Percutaneous transcatheter occlusion and surgical ligation are reserved for the rare infant who fails pharmacologic therapy and remains on maximal ventilator support. (See 'Management approach' above and "Patent ductus arteriosus in preterm infants: Pathophysiology, clinical manifestations, and diagnosis", section on 'Hemodynamically significant PDA'.)
•General measures provided to all preterm infants include a neutral thermal environment, moderate fluid restriction between 110 and 130 mL/kg per day, optimizing respiratory support that provides adequate oxygenation (target pulse oximetry saturation [SpO2] between 90 and 95 percent) and allows for permissive hypercapnia (partial pressure of carbon dioxide [PaCO2] between 55 and 65 mmHg as long as pH remains in the normal range [7.3 to 7.4]) at minimal ventilatory settings, and maintenance of a hematocrit above 35 percent. (See 'General measures' above.)
•In infants with a PDA who remain dependent on mechanical ventilation after one week, we suggest a course of COX inhibitors versus supportive care alone (Grade 2B). A second course of COX inhibitor is administered if follow-up echocardiography demonstrates a persistent PDA and the infant remains ventilator dependent. (See 'Directed pharmacologic therapy' above.)

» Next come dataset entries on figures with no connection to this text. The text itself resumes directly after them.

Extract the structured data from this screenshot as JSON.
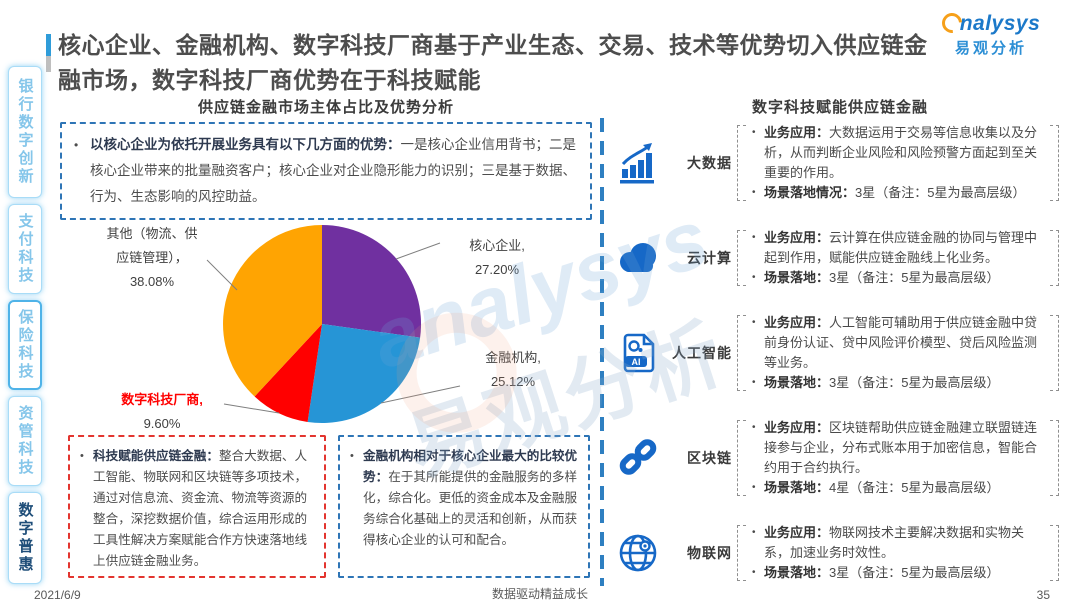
{
  "title": "核心企业、金融机构、数字科技厂商基于产业生态、交易、技术等优势切入供应链金融市场，数字科技厂商优势在于科技赋能",
  "logo": {
    "brand_en": "nalysys",
    "brand_cn": "易观分析"
  },
  "watermark": {
    "en": "analysys",
    "cn": "易观分析"
  },
  "sidebar": {
    "items": [
      {
        "label": "银行数字创新",
        "active": false
      },
      {
        "label": "支付科技",
        "active": false
      },
      {
        "label": "保险科技",
        "active": false
      },
      {
        "label": "资管科技",
        "active": false
      },
      {
        "label": "数字普惠",
        "active": true
      }
    ]
  },
  "left": {
    "section_title": "供应链金融市场主体占比及优势分析",
    "top_note": {
      "bullet": "•",
      "lead": "以核心企业为依托开展业务具有以下几方面的优势：",
      "body": "一是核心企业信用背书；二是核心企业带来的批量融资客户；核心企业对企业隐形能力的识别；三是基于数据、行为、生态影响的风控助益。"
    },
    "bottom_notes": [
      {
        "style": "red",
        "bullet": "•",
        "lead": "科技赋能供应链金融：",
        "body": "整合大数据、人工智能、物联网和区块链等多项技术，通过对信息流、资金流、物流等资源的整合，深挖数据价值，综合运用形成的工具性解决方案赋能合作方快速落地线上供应链金融业务。"
      },
      {
        "style": "blue",
        "bullet": "•",
        "lead": "金融机构相对于核心企业最大的比较优势：",
        "body": "在于其所能提供的金融服务的多样化，综合化。更低的资金成本及金融服务综合化基础上的灵活和创新，从而获得核心企业的认可和配合。"
      }
    ]
  },
  "chart_data": {
    "type": "pie",
    "title": "供应链金融市场主体占比及优势分析",
    "unit": "%",
    "start_angle_deg": 0,
    "direction": "clockwise",
    "legend": "none",
    "data_labels": "outside with leader lines",
    "slices": [
      {
        "label": "核心企业",
        "value": 27.2,
        "label_display": "核心企业,",
        "pct_display": "27.20%",
        "color": "#7030A0"
      },
      {
        "label": "金融机构",
        "value": 25.12,
        "label_display": "金融机构,",
        "pct_display": "25.12%",
        "color": "#2695D6"
      },
      {
        "label": "数字科技厂商",
        "value": 9.6,
        "label_display": "数字科技厂商,",
        "pct_display": "9.60%",
        "color": "#FF0000",
        "highlight": true
      },
      {
        "label": "其他（物流、供应链管理）",
        "value": 38.08,
        "label_line1": "其他（物流、供",
        "label_line2": "应链管理），",
        "pct_display": "38.08%",
        "color": "#FFA402"
      }
    ]
  },
  "right": {
    "section_title": "数字科技赋能供应链金融",
    "rows": [
      {
        "icon": "big-data",
        "label": "大数据",
        "stars": 3,
        "b1_lead": "业务应用：",
        "b1_body": "大数据运用于交易等信息收集以及分析，从而判断企业风险和风险预警方面起到至关重要的作用。",
        "b2_lead": "场景落地情况：",
        "b2_body": "3星（备注：5星为最高层级）"
      },
      {
        "icon": "cloud",
        "label": "云计算",
        "stars": 3,
        "b1_lead": "业务应用：",
        "b1_body": "云计算在供应链金融的协同与管理中起到作用，赋能供应链金融线上化业务。",
        "b2_lead": "场景落地：",
        "b2_body": "3星（备注：5星为最高层级）"
      },
      {
        "icon": "ai",
        "label": "人工智能",
        "stars": 3,
        "b1_lead": "业务应用：",
        "b1_body": "人工智能可辅助用于供应链金融中贷前身份认证、贷中风险评价模型、贷后风险监测等业务。",
        "b2_lead": "场景落地：",
        "b2_body": "3星（备注：5星为最高层级）"
      },
      {
        "icon": "blockchain",
        "label": "区块链",
        "stars": 4,
        "b1_lead": "业务应用：",
        "b1_body": "区块链帮助供应链金融建立联盟链连接参与企业，分布式账本用于加密信息，智能合约用于合约执行。",
        "b2_lead": "场景落地：",
        "b2_body": "4星（备注：5星为最高层级）"
      },
      {
        "icon": "iot",
        "label": "物联网",
        "stars": 3,
        "b1_lead": "业务应用：",
        "b1_body": "物联网技术主要解决数据和实物关系，加速业务时效性。",
        "b2_lead": "场景落地：",
        "b2_body": "3星（备注：5星为最高层级）"
      }
    ]
  },
  "footer": {
    "date": "2021/6/9",
    "slogan": "数据驱动精益成长",
    "page": "35"
  },
  "colors": {
    "icon_blue": "#1668C7",
    "divider_blue": "#2E7FC1",
    "box_blue": "#2E75B6",
    "box_red": "#E3352F",
    "accent_blue": "#2F9CD9",
    "tab_border": "#A9DCF7",
    "highlight_red": "#FF0000",
    "title_gray": "#4D4D4D"
  }
}
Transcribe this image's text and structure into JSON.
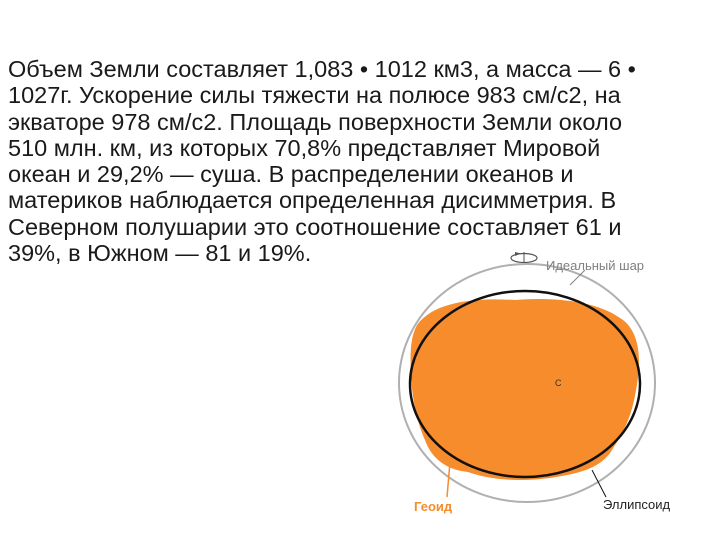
{
  "text": {
    "lines": [
      "Объем Земли составляет 1,083 • 1012 км3, а масса — 6 •",
      "1027г. Ускорение силы тяжести на полюсе 983 см/с2, на",
      "экваторе 978 см/с2. Площадь поверхности Земли около",
      "510 млн. км, из которых 70,8% представляет Мировой",
      "океан и 29,2% — суша. В распределении океанов и",
      "материков наблюдается определенная дисимметрия. В",
      "Северном полушарии это соотношение составляет 61 и",
      "39%, в Южном — 81 и 19%."
    ]
  },
  "diagram": {
    "labels": {
      "ideal_sphere": "Идеальный шар",
      "geoid": "Геоид",
      "ellipsoid": "Эллипсоид",
      "center": "C"
    },
    "colors": {
      "geoid_fill": "#f68c2c",
      "geoid_label": "#f68c2c",
      "ellipsoid_stroke": "#111111",
      "sphere_stroke": "#b0b0b0",
      "label_gray": "#808080"
    }
  }
}
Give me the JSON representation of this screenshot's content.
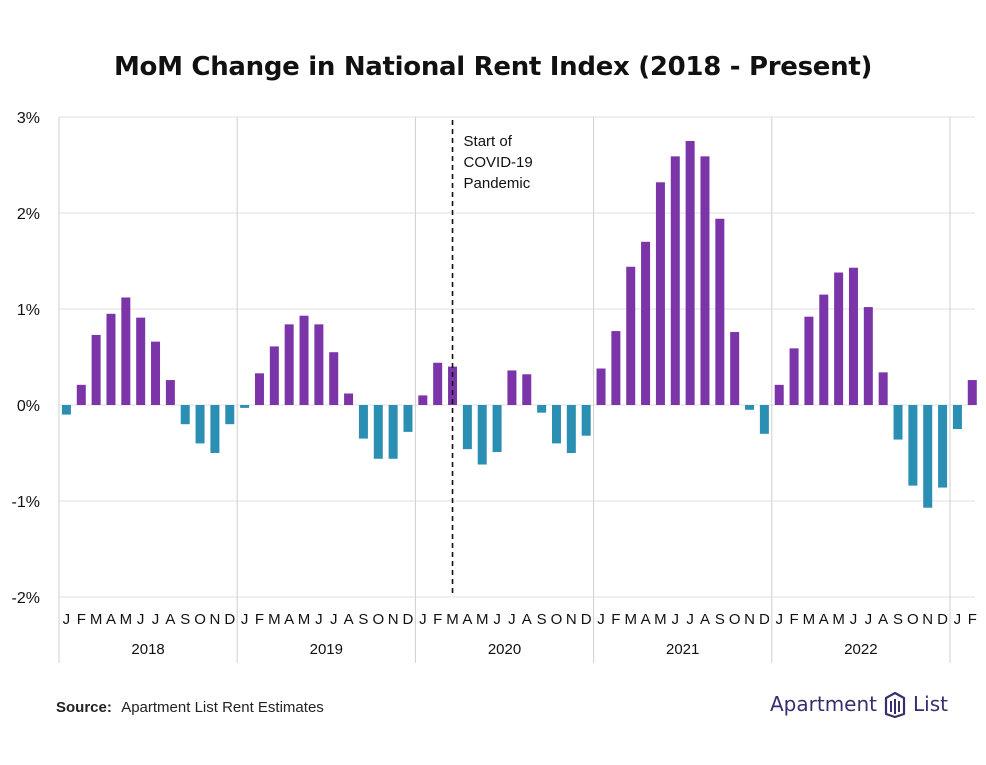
{
  "chart_data": {
    "type": "bar",
    "title": "MoM Change in National Rent Index (2018 - Present)",
    "ylim": [
      -2,
      3
    ],
    "y_ticks": [
      "3%",
      "2%",
      "1%",
      "0%",
      "-1%",
      "-2%"
    ],
    "y_tick_values": [
      3,
      2,
      1,
      0,
      -1,
      -2
    ],
    "month_labels": [
      "J",
      "F",
      "M",
      "A",
      "M",
      "J",
      "J",
      "A",
      "S",
      "O",
      "N",
      "D"
    ],
    "years": [
      "2018",
      "2019",
      "2020",
      "2021",
      "2022"
    ],
    "partial_year_months": [
      "J",
      "F"
    ],
    "grid": true,
    "positive_color": "#7b35a8",
    "negative_color": "#2b8fb4",
    "annotation": {
      "lines": [
        "Start of",
        "COVID-19",
        "Pandemic"
      ],
      "at_month_index": 26.5
    },
    "values": [
      -0.1,
      0.21,
      0.73,
      0.95,
      1.12,
      0.91,
      0.66,
      0.26,
      -0.2,
      -0.4,
      -0.5,
      -0.2,
      -0.03,
      0.33,
      0.61,
      0.84,
      0.93,
      0.84,
      0.55,
      0.12,
      -0.35,
      -0.56,
      -0.56,
      -0.28,
      0.1,
      0.44,
      0.4,
      -0.46,
      -0.62,
      -0.49,
      0.36,
      0.32,
      -0.08,
      -0.4,
      -0.5,
      -0.32,
      0.38,
      0.77,
      1.44,
      1.7,
      2.32,
      2.59,
      2.75,
      2.59,
      1.94,
      0.76,
      -0.05,
      -0.3,
      0.21,
      0.59,
      0.92,
      1.15,
      1.38,
      1.43,
      1.02,
      0.34,
      -0.36,
      -0.84,
      -1.07,
      -0.86,
      -0.25,
      0.26
    ]
  },
  "footer": {
    "source_label": "Source:",
    "source_text": "Apartment List Rent Estimates",
    "logo_word1": "Apartment",
    "logo_word2": "List",
    "logo_color": "#3a2d6e"
  }
}
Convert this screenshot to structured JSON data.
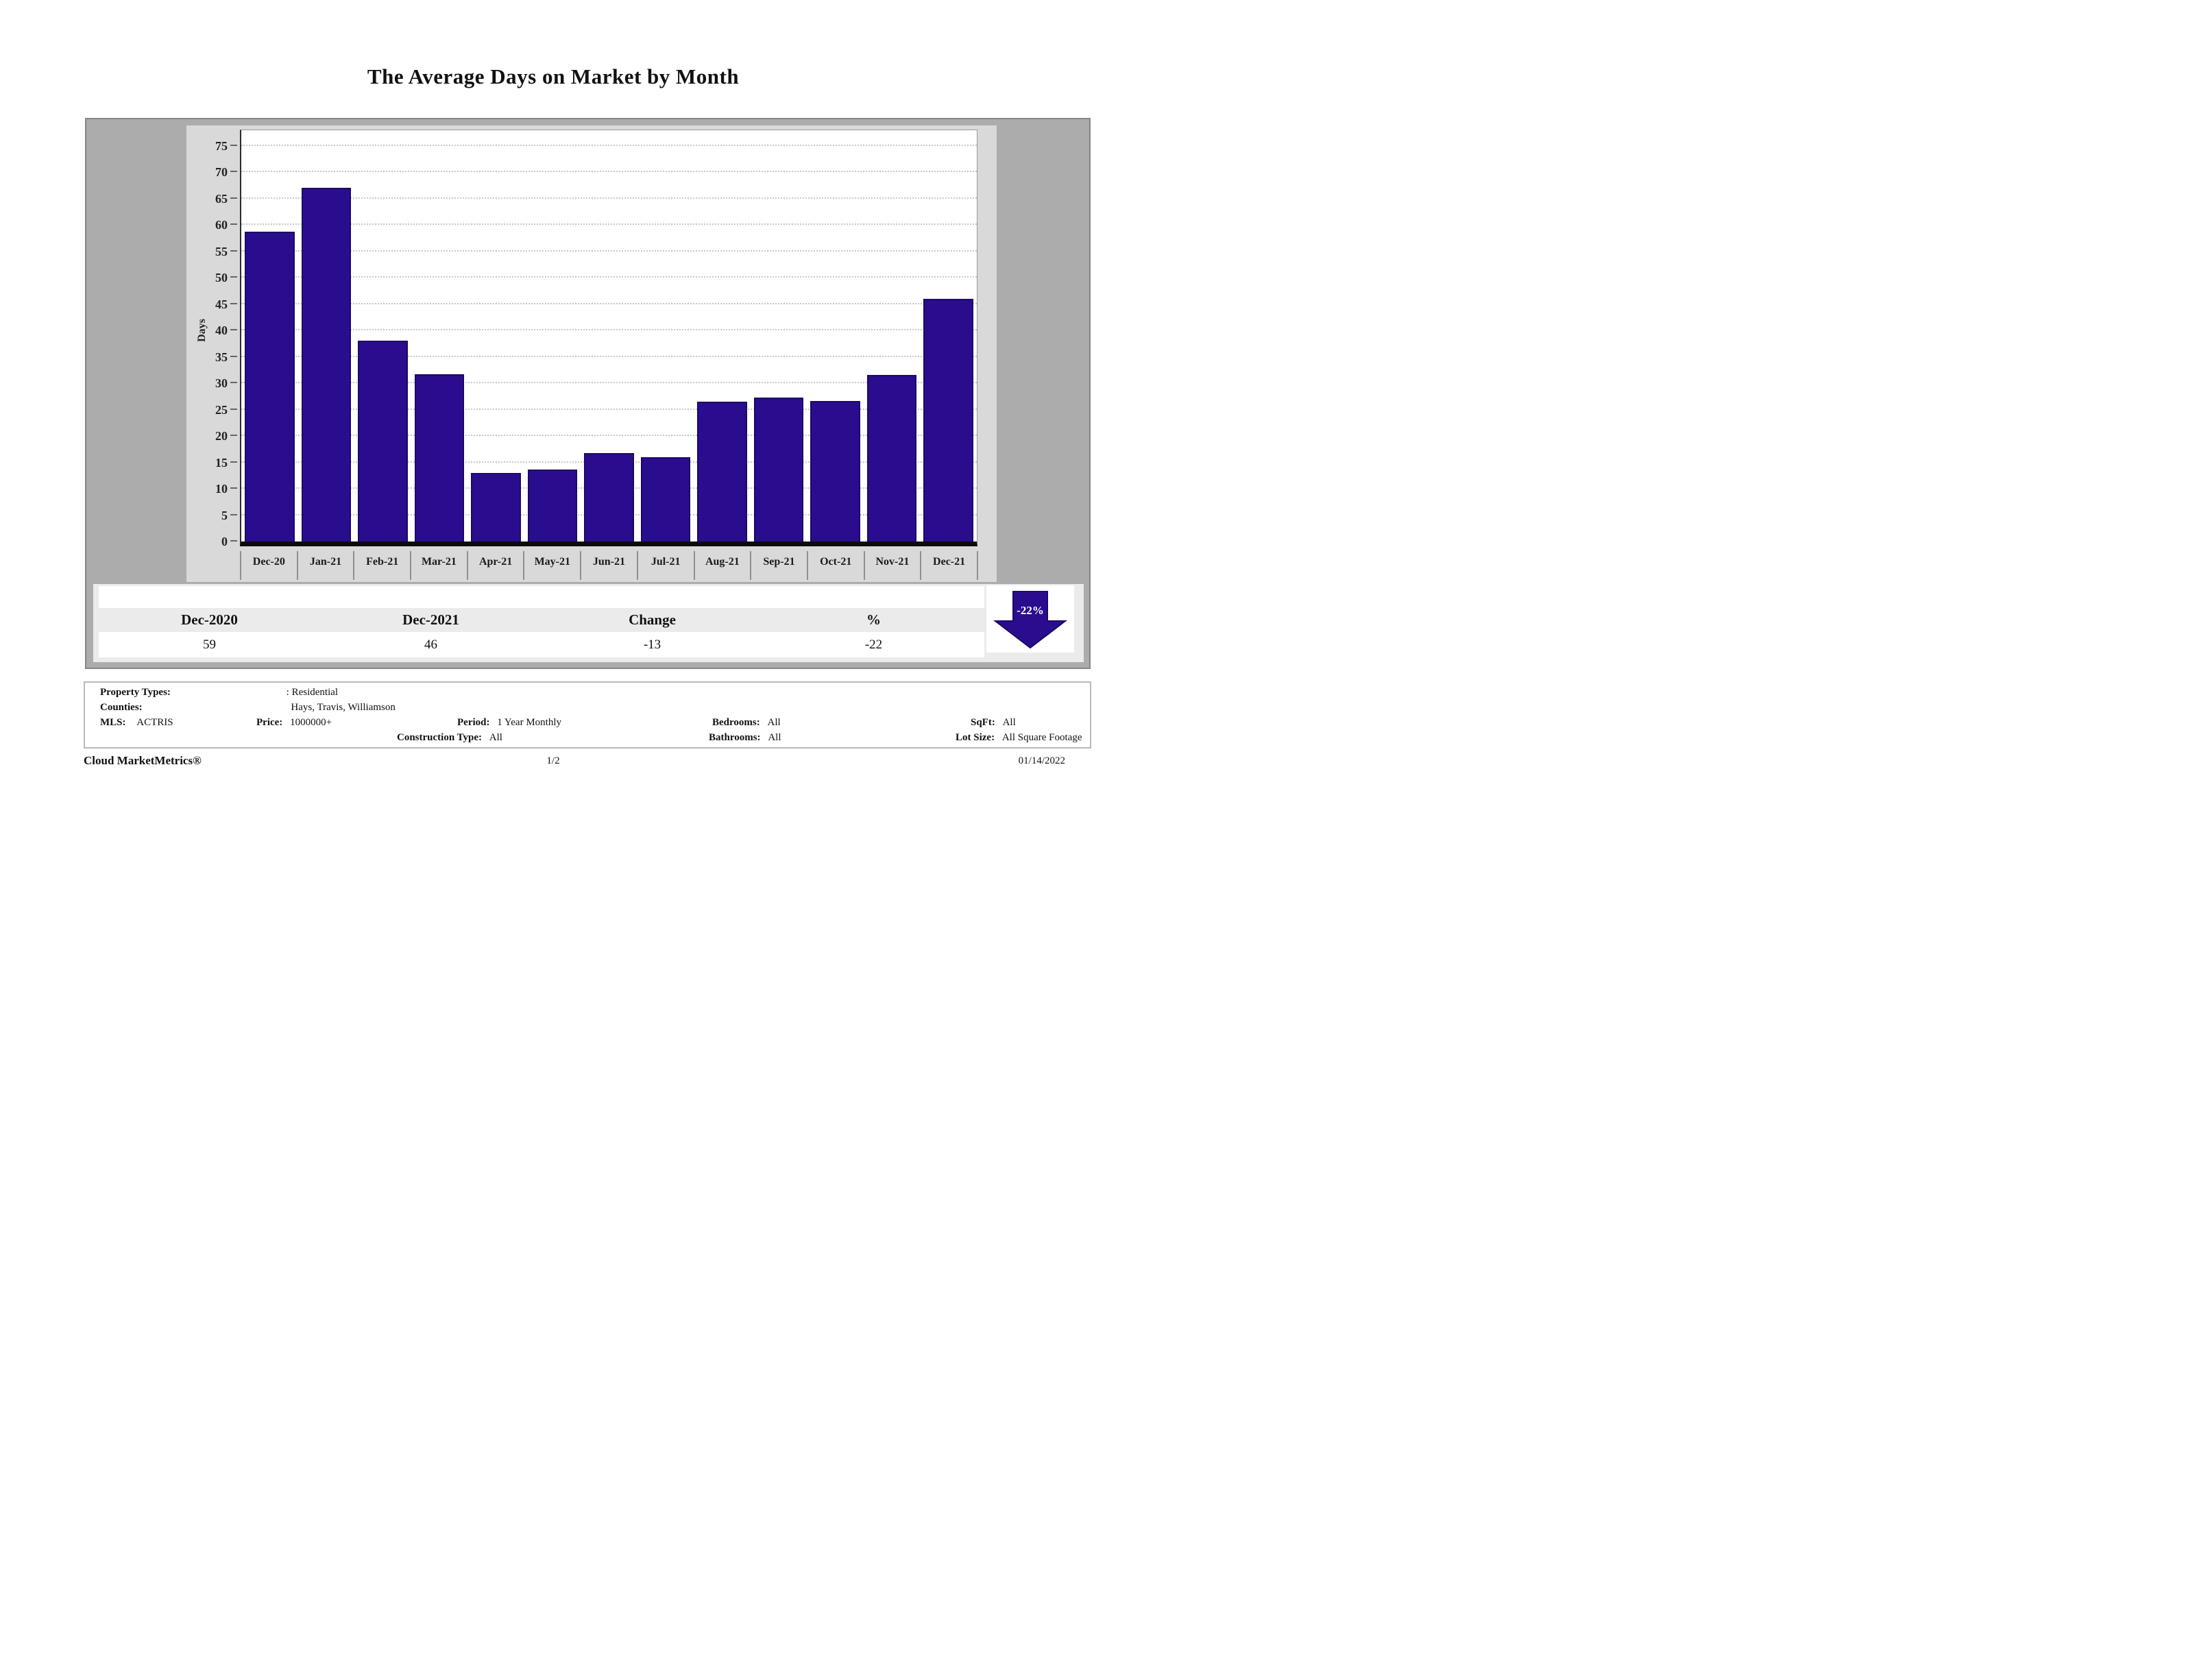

•For infants with large PDAs who remain on maximal ventilator settings and have failed to respond to COX inhibitor therapy, percutaneous catheter occlusion or surgical ligation are options for PDA closure. In our center, percutaneous catheter occlusion is preferred as the requisite expertise and experience are available. In other centers, surgical ligation may be the preferred procedure. (See 'Percutaneous transcatheter occlusion' above and 'Surgical ligation' above.)
●We recommend not to administer prophylactic COX inhibitors versus early pharmacologic treatment of a significant PDA (Grade 1B). Prophylactic therapy would unnecessarily expose infants who would not develop significant PDAs to drugs with potentially serious adverse effects. (See 'Prophylactic/early therapy' above.)
●Mortality is increased in infants with a persistent PDA, especially in extremely preterm infants with a gestational age (GA) 28 weeks or less. (See 'Outcome' above.)